Most of the time, Wall continues, the lack of consistency of bitcoins is not a big deal. The network "has a possible coherence", he said, "which derives from the fact that the forks are automatically solved after a short time."

He added, "So while Bitcoin is not a true CAP system, it's practically as good as one."

So again, some incidents have shown that fostering availability over consistency can put us in trouble the blockchain. Steemit's Scott pointed to an incident in March 2013, when bitcoin broke into what Vitalik Buterin – then a journalist – called "one of the most serious sobs we've seen in the last four years".

Echoing, Wall suggested that such incidents may be a topic for "CP" systems favorable to consistency compared to those "AP" favorable to accessibility:

"Two conflicting forks are a much bigger danger for the network of a single arrest ".

scars

What might seem remarkable here, however, is that the bitcoin has not suffered a similar incident since 2013, while younger networks continue to experience "sobs".

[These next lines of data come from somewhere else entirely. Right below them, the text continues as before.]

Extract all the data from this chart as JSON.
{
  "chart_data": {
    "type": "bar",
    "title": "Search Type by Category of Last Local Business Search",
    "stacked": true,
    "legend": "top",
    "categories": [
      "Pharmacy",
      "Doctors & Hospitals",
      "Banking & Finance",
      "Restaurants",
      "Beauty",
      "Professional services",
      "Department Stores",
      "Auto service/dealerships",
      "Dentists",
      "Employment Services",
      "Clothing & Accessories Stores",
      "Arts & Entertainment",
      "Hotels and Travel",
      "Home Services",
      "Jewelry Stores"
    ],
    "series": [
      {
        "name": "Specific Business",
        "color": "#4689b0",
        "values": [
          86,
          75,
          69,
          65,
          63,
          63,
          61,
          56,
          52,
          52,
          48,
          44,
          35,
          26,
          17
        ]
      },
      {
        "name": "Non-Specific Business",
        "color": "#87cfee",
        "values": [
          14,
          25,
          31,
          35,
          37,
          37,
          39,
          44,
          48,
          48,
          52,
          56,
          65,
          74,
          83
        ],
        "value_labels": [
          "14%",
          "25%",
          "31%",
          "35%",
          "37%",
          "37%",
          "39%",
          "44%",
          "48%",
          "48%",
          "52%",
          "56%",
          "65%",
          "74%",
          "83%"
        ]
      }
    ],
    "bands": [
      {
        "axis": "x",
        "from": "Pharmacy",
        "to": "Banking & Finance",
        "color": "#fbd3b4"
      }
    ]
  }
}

"The reason these bugs were more prevalent in federated systems than PoW based systems are recently reduced to the fact that the Bitcoin code base is more battle tested, more rigorously controlled and of higher quality than to the federated counterparts, "said Wall.

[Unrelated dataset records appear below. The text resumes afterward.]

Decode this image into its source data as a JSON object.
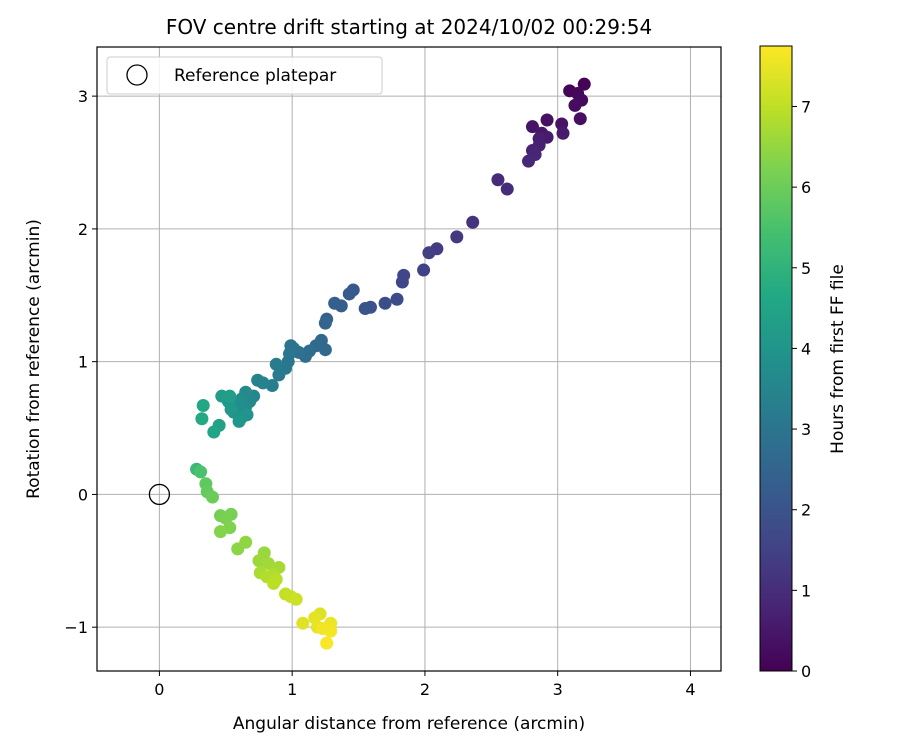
{
  "chart_data": {
    "type": "scatter",
    "title": "FOV centre drift starting at 2024/10/02 00:29:54",
    "xlabel": "Angular distance from reference (arcmin)",
    "ylabel": "Rotation from reference (arcmin)",
    "xlim": [
      -0.47,
      4.23
    ],
    "ylim": [
      -1.33,
      3.37
    ],
    "xticks": [
      0,
      1,
      2,
      3,
      4
    ],
    "yticks": [
      -1,
      0,
      1,
      2,
      3
    ],
    "xtick_labels": [
      "0",
      "1",
      "2",
      "3",
      "4"
    ],
    "ytick_labels": [
      "−1",
      "0",
      "1",
      "2",
      "3"
    ],
    "grid": true,
    "legend": {
      "position": "upper-left",
      "entries": [
        "Reference platepar"
      ]
    },
    "reference_point": {
      "label": "Reference platepar",
      "x": 0,
      "y": 0,
      "marker": "open-circle"
    },
    "colorbar": {
      "label": "Hours from first FF file",
      "range": [
        0,
        7.75
      ],
      "ticks": [
        0,
        1,
        2,
        3,
        4,
        5,
        6,
        7
      ],
      "tick_labels": [
        "0",
        "1",
        "2",
        "3",
        "4",
        "5",
        "6",
        "7"
      ],
      "colormap": "viridis",
      "colors": [
        "#440154",
        "#482475",
        "#414487",
        "#355f8d",
        "#2a788e",
        "#21918c",
        "#22a884",
        "#44bf70",
        "#7ad151",
        "#bddf26",
        "#fde725"
      ]
    },
    "points": [
      {
        "x": 3.2,
        "y": 3.09,
        "t": 0.05
      },
      {
        "x": 3.09,
        "y": 3.04,
        "t": 0.1
      },
      {
        "x": 3.15,
        "y": 3.02,
        "t": 0.15
      },
      {
        "x": 3.18,
        "y": 2.97,
        "t": 0.2
      },
      {
        "x": 3.13,
        "y": 2.93,
        "t": 0.25
      },
      {
        "x": 3.17,
        "y": 2.83,
        "t": 0.3
      },
      {
        "x": 2.92,
        "y": 2.82,
        "t": 0.35
      },
      {
        "x": 3.03,
        "y": 2.79,
        "t": 0.4
      },
      {
        "x": 2.81,
        "y": 2.77,
        "t": 0.45
      },
      {
        "x": 2.88,
        "y": 2.72,
        "t": 0.5
      },
      {
        "x": 3.04,
        "y": 2.72,
        "t": 0.55
      },
      {
        "x": 2.92,
        "y": 2.69,
        "t": 0.6
      },
      {
        "x": 2.86,
        "y": 2.68,
        "t": 0.65
      },
      {
        "x": 2.86,
        "y": 2.63,
        "t": 0.7
      },
      {
        "x": 2.81,
        "y": 2.59,
        "t": 0.75
      },
      {
        "x": 2.83,
        "y": 2.56,
        "t": 0.8
      },
      {
        "x": 2.78,
        "y": 2.51,
        "t": 0.85
      },
      {
        "x": 2.55,
        "y": 2.37,
        "t": 0.95
      },
      {
        "x": 2.62,
        "y": 2.3,
        "t": 1.0
      },
      {
        "x": 2.36,
        "y": 2.05,
        "t": 1.15
      },
      {
        "x": 2.24,
        "y": 1.94,
        "t": 1.25
      },
      {
        "x": 2.09,
        "y": 1.85,
        "t": 1.35
      },
      {
        "x": 2.03,
        "y": 1.82,
        "t": 1.4
      },
      {
        "x": 1.99,
        "y": 1.69,
        "t": 1.5
      },
      {
        "x": 1.84,
        "y": 1.65,
        "t": 1.6
      },
      {
        "x": 1.83,
        "y": 1.6,
        "t": 1.65
      },
      {
        "x": 1.79,
        "y": 1.47,
        "t": 1.75
      },
      {
        "x": 1.7,
        "y": 1.44,
        "t": 1.85
      },
      {
        "x": 1.59,
        "y": 1.41,
        "t": 1.95
      },
      {
        "x": 1.55,
        "y": 1.4,
        "t": 2.0
      },
      {
        "x": 1.46,
        "y": 1.54,
        "t": 2.15
      },
      {
        "x": 1.43,
        "y": 1.51,
        "t": 2.2
      },
      {
        "x": 1.37,
        "y": 1.42,
        "t": 2.3
      },
      {
        "x": 1.32,
        "y": 1.44,
        "t": 2.35
      },
      {
        "x": 1.26,
        "y": 1.32,
        "t": 2.45
      },
      {
        "x": 1.25,
        "y": 1.29,
        "t": 2.5
      },
      {
        "x": 1.25,
        "y": 1.09,
        "t": 2.6
      },
      {
        "x": 1.22,
        "y": 1.16,
        "t": 2.65
      },
      {
        "x": 1.18,
        "y": 1.12,
        "t": 2.7
      },
      {
        "x": 1.13,
        "y": 1.08,
        "t": 2.75
      },
      {
        "x": 1.1,
        "y": 1.04,
        "t": 2.8
      },
      {
        "x": 1.05,
        "y": 1.07,
        "t": 2.85
      },
      {
        "x": 1.01,
        "y": 1.1,
        "t": 2.9
      },
      {
        "x": 0.99,
        "y": 1.12,
        "t": 2.95
      },
      {
        "x": 0.98,
        "y": 1.06,
        "t": 3.0
      },
      {
        "x": 0.97,
        "y": 1.0,
        "t": 3.05
      },
      {
        "x": 0.95,
        "y": 0.95,
        "t": 3.1
      },
      {
        "x": 0.9,
        "y": 0.9,
        "t": 3.15
      },
      {
        "x": 0.88,
        "y": 0.98,
        "t": 3.2
      },
      {
        "x": 0.85,
        "y": 0.82,
        "t": 3.3
      },
      {
        "x": 0.78,
        "y": 0.84,
        "t": 3.4
      },
      {
        "x": 0.74,
        "y": 0.86,
        "t": 3.45
      },
      {
        "x": 0.71,
        "y": 0.74,
        "t": 3.55
      },
      {
        "x": 0.68,
        "y": 0.7,
        "t": 3.6
      },
      {
        "x": 0.65,
        "y": 0.77,
        "t": 3.65
      },
      {
        "x": 0.65,
        "y": 0.66,
        "t": 3.7
      },
      {
        "x": 0.62,
        "y": 0.72,
        "t": 3.75
      },
      {
        "x": 0.6,
        "y": 0.7,
        "t": 3.8
      },
      {
        "x": 0.58,
        "y": 0.66,
        "t": 3.85
      },
      {
        "x": 0.56,
        "y": 0.62,
        "t": 3.9
      },
      {
        "x": 0.62,
        "y": 0.58,
        "t": 3.95
      },
      {
        "x": 0.66,
        "y": 0.6,
        "t": 4.0
      },
      {
        "x": 0.6,
        "y": 0.55,
        "t": 4.05
      },
      {
        "x": 0.54,
        "y": 0.64,
        "t": 4.1
      },
      {
        "x": 0.52,
        "y": 0.7,
        "t": 4.15
      },
      {
        "x": 0.47,
        "y": 0.74,
        "t": 4.25
      },
      {
        "x": 0.53,
        "y": 0.74,
        "t": 4.3
      },
      {
        "x": 0.45,
        "y": 0.52,
        "t": 4.4
      },
      {
        "x": 0.41,
        "y": 0.47,
        "t": 4.5
      },
      {
        "x": 0.33,
        "y": 0.67,
        "t": 4.6
      },
      {
        "x": 0.32,
        "y": 0.57,
        "t": 4.7
      },
      {
        "x": 0.28,
        "y": 0.19,
        "t": 5.2
      },
      {
        "x": 0.31,
        "y": 0.17,
        "t": 5.5
      },
      {
        "x": 0.35,
        "y": 0.08,
        "t": 5.8
      },
      {
        "x": 0.36,
        "y": 0.02,
        "t": 5.9
      },
      {
        "x": 0.4,
        "y": -0.02,
        "t": 6.0
      },
      {
        "x": 0.46,
        "y": -0.16,
        "t": 6.1
      },
      {
        "x": 0.54,
        "y": -0.15,
        "t": 6.15
      },
      {
        "x": 0.5,
        "y": -0.18,
        "t": 6.2
      },
      {
        "x": 0.53,
        "y": -0.25,
        "t": 6.25
      },
      {
        "x": 0.46,
        "y": -0.28,
        "t": 6.3
      },
      {
        "x": 0.59,
        "y": -0.41,
        "t": 6.4
      },
      {
        "x": 0.65,
        "y": -0.36,
        "t": 6.45
      },
      {
        "x": 0.79,
        "y": -0.44,
        "t": 6.55
      },
      {
        "x": 0.75,
        "y": -0.5,
        "t": 6.6
      },
      {
        "x": 0.82,
        "y": -0.52,
        "t": 6.65
      },
      {
        "x": 0.9,
        "y": -0.55,
        "t": 6.7
      },
      {
        "x": 0.76,
        "y": -0.59,
        "t": 6.75
      },
      {
        "x": 0.86,
        "y": -0.6,
        "t": 6.8
      },
      {
        "x": 0.81,
        "y": -0.62,
        "t": 6.85
      },
      {
        "x": 0.88,
        "y": -0.64,
        "t": 6.9
      },
      {
        "x": 0.86,
        "y": -0.67,
        "t": 6.95
      },
      {
        "x": 0.95,
        "y": -0.75,
        "t": 7.05
      },
      {
        "x": 0.99,
        "y": -0.77,
        "t": 7.1
      },
      {
        "x": 1.03,
        "y": -0.79,
        "t": 7.15
      },
      {
        "x": 1.21,
        "y": -0.9,
        "t": 7.35
      },
      {
        "x": 1.08,
        "y": -0.97,
        "t": 7.4
      },
      {
        "x": 1.17,
        "y": -0.93,
        "t": 7.45
      },
      {
        "x": 1.19,
        "y": -1.0,
        "t": 7.5
      },
      {
        "x": 1.29,
        "y": -0.97,
        "t": 7.55
      },
      {
        "x": 1.23,
        "y": -1.01,
        "t": 7.6
      },
      {
        "x": 1.29,
        "y": -1.03,
        "t": 7.65
      },
      {
        "x": 1.26,
        "y": -1.12,
        "t": 7.7
      }
    ]
  }
}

In fact, when the oldest blockchain dPOS, Bitshares, flew in 2015, the bitcoin had already been live for more than six years.

But the younger networks could well recover. "Steem is now a very tough blockchain," Scott said after the recent break.

"I do not look back and say that there were no obstacles in the road," he continued. "I look at those bumps and bruises as a testimony to our strength and resilience and our drive to innovation."

Steem is still planning to proceed with the update of the planned rigid fork – the twentieth – on September 25th.

also notable that, as a grizzled veteran, the bitcoins have barely avoided the terrible consequences of a serious bug discovered this week, which could potentially have torn down vast swathes of the network for a relatively low cost.

Speaking of this, Zooko Wilcox, founder and CEO of the company Zcash (zcash, as bitcoin, is a proof-of-work cryptocurrency), told CoinDesk that, in the end, no network is perfectly secure.

He concluded:

"There is a risk that software will fail by breaking down any software system, including blockchains like Bitcoin, Ethereum or Zcash."

Clear image by Artur Matosyan on Unsplash


in the blockchain news, CoinDesk is a media outlet that aims at extending the journalistic standards and adheres to a strict set of editorial policies. CoinDesk is an independent operating subsidiary of the Digital Currency Group, which invests in criptovalute and blockchain startups.